Sta di fatto che sabato mattina, i turisti sono arrivati con bagagli al seguito, prendisole e paglia in testa, pronti a bagnarsi nel mare blu e a distendersi sulla sabbia calda. Ma hanno avuto l'amara sorpresa della residenza sul mare senza stelle: sono quelle a garantire determinati servizi e comfort. Da cosa nasce cosa: prima la richiesta di rimborso di quanto già versato «tutto compreso» a Milano. Una trattativa che si è consumata tra rabbia e tensioni. E voci che pian piano sono diventate vere urla, all'indirizzo di chi, dietro il bancone della reception, cercava di trovare una soluzione. La giornata era già calda, ma dentro il villaggio le temperature si sono fatte ancora più elevate. Nel frattempo, la mattinata è passata, con un giro di telefonate infinito, mentre il clima continuava a surriscaldarsi, con qualche «ospite» che minacciava provvedimenti di chissà quale genere se non avesse avuto riscontro alle sue richieste. Ma la soluzione sembrava lontana. I turisti a Sorso non volevano rimanere un solo minuto di più. Solo qualcuno, ha avanzato l'ipotesi di restare, ma con un congruo rimborso.
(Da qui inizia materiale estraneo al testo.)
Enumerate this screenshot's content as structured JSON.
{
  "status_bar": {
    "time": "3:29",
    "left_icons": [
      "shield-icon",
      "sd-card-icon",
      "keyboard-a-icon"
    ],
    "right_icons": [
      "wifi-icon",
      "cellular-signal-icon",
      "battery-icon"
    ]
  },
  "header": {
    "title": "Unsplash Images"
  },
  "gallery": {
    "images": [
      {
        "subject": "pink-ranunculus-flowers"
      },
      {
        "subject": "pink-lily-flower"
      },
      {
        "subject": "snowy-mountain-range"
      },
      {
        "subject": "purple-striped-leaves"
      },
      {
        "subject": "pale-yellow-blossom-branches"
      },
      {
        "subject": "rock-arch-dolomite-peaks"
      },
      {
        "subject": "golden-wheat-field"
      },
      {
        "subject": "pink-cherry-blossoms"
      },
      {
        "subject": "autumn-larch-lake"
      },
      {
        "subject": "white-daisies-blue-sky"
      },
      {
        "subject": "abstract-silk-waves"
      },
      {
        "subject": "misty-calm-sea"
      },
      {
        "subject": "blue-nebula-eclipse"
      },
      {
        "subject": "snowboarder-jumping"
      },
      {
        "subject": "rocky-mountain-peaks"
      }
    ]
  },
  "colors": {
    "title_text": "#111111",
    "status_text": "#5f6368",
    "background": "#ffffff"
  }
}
Inutile dire che il direttore dell'albergo e i suoi collaboratori hanno fatto di tutto per cercare di riparare al danno. Ma i tentativi non andavano a buon fine e alla fine qualcuno ha chiamato i carabinieri. Almeno la loro presenza avrebbe riportato la calma.
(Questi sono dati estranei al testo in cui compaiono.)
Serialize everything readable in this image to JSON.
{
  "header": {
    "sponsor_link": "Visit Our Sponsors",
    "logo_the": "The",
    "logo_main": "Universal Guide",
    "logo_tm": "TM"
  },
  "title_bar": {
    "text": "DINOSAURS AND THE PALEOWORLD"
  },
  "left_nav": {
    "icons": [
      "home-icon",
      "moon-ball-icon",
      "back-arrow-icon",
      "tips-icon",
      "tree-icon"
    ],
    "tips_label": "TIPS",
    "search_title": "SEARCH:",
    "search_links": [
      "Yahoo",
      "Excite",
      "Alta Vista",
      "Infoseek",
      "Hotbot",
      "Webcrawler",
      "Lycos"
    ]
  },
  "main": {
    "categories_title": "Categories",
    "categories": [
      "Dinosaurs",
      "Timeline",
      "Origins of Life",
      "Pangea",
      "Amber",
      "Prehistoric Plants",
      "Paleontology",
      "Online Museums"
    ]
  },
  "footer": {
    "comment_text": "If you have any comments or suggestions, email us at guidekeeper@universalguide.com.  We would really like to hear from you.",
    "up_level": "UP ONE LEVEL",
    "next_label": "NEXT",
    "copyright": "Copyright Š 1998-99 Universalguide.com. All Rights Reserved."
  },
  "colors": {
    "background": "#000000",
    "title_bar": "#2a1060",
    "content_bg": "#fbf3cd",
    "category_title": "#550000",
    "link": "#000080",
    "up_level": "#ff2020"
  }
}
In realtà, qualche momento di tregua c'è stato, soprattutto in serata, quando ha fatto ingresso nell'albergo un dirigente arrivato col primo volo utile di tutta fretta da Milano.
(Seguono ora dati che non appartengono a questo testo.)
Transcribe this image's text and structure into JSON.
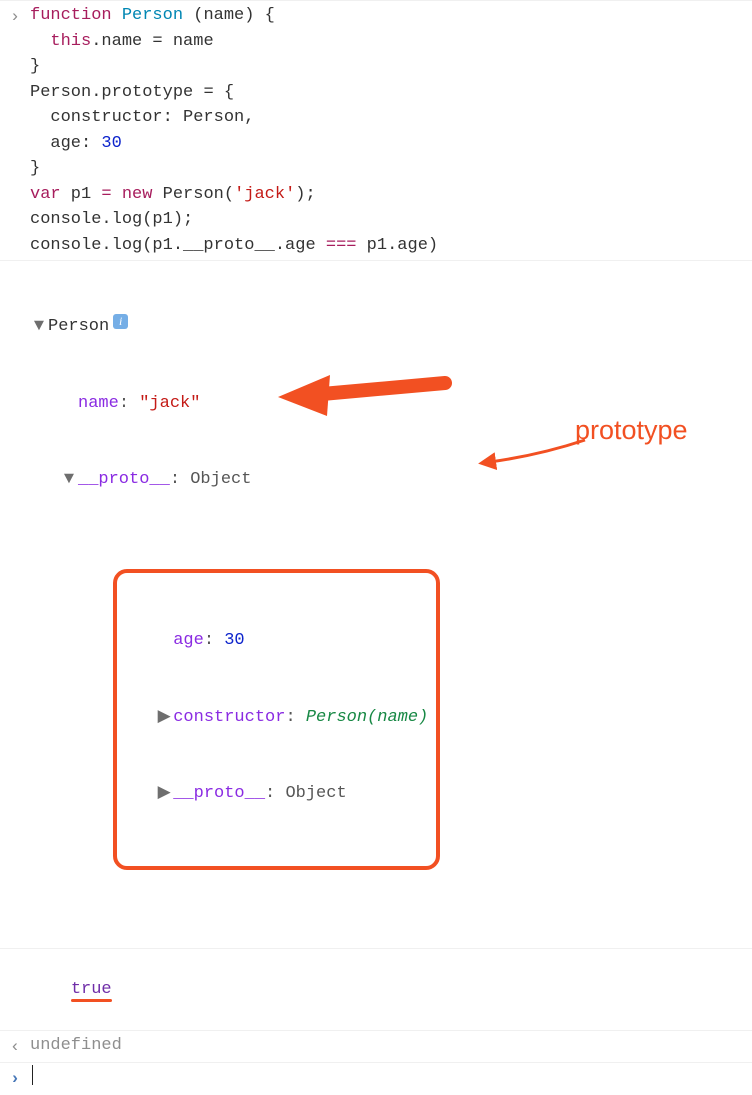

Ed ecco, di fronte ai carabinieri, che le soluzioni sono state trovate. Altro giro di telefonate in diverse strutture alberghiere legate al gruppo che opera anche a Sorso e poi il clima si distende quando nel piazzale arrivano i pullman. Un consistente numero di turisti è partito alla volta di Golfo Aranci, del Golfo di Marinella, altri sono stati sistemati in villaggi di Villasimius e di San Teodoro. Il primo giorno di vacanze era andato. Intorno alle 22, solo quando anche l'ultimo turista si è imbarcato sul pullman, i carabinieri hanno lasciato «I Ginepri». Nel frattempo, i proprietari del resort penseranno senza dubbio di rivalersi sul tour operator che offre vacanze diverse da quelle che la realtà può garantire. «Il villaggio di Sorso è senza dubbio bello, ma - dicono i «rivoltosi» - l'agenzia di Milano ha fatto pagare un po' troppo quel pacchetto, vendendoci un bel 'pacco"». (v.m.)